Given these side effects, yesterday I made the decision to stop all of my pain medications except for over-the-counter Tylenol. My clarity and nausea have both improved somewhat (Although later I will likely realize that this entry is filled with typos and lines that make no sense.), but now I am dealing more directly with the aftermath of the surgery itself. The pain keeps me horizontal and unable to sit or stand for more than a few minutes at a time. As a result of a chronic low-grade fever, which the surgeon tells me is fairly typical after an operation like mine, I alternate between bouts of chills and sweats. When I’m really lucky, I simultaneously experience both.

Joanne is right when she tells me that my first experience with back surgery probably set me up for false expectations this time around. Although the aftermath of my first surgery was long and difficult from a psychological standpoint, physically my recovery was rapid. After just a couple of days in the hospital, I was discharged to my parents’ house. Just one week later, I was back on campus at Tufts and resuming classes.

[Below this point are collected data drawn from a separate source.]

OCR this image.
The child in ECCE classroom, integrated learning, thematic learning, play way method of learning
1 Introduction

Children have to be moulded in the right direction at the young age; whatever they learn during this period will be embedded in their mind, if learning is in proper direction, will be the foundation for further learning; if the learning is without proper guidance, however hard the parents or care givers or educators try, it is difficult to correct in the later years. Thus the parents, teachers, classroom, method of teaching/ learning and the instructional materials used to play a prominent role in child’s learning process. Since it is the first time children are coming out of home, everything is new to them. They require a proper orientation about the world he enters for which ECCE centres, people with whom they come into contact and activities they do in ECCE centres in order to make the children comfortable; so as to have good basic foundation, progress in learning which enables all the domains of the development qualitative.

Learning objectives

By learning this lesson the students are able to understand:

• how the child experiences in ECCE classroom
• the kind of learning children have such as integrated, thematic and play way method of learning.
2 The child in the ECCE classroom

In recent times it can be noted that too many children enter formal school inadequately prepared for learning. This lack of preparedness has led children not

This time around, my recovery seems to be on a much different trajectory. Then again, the procedures themselves, while on the same part of my back, were quite different. Last time, the surgery was little more than a resection of the tumor. This time, the surgeon used rods, screws, and bone grafts to reconstruct a portion of my spine.

I need to keep my expectations in check and remember to heed my own advice about patience, perseverance, and waking up each day with nothing more than the simple goal of getting one day better before going back to bed and doing it all over again.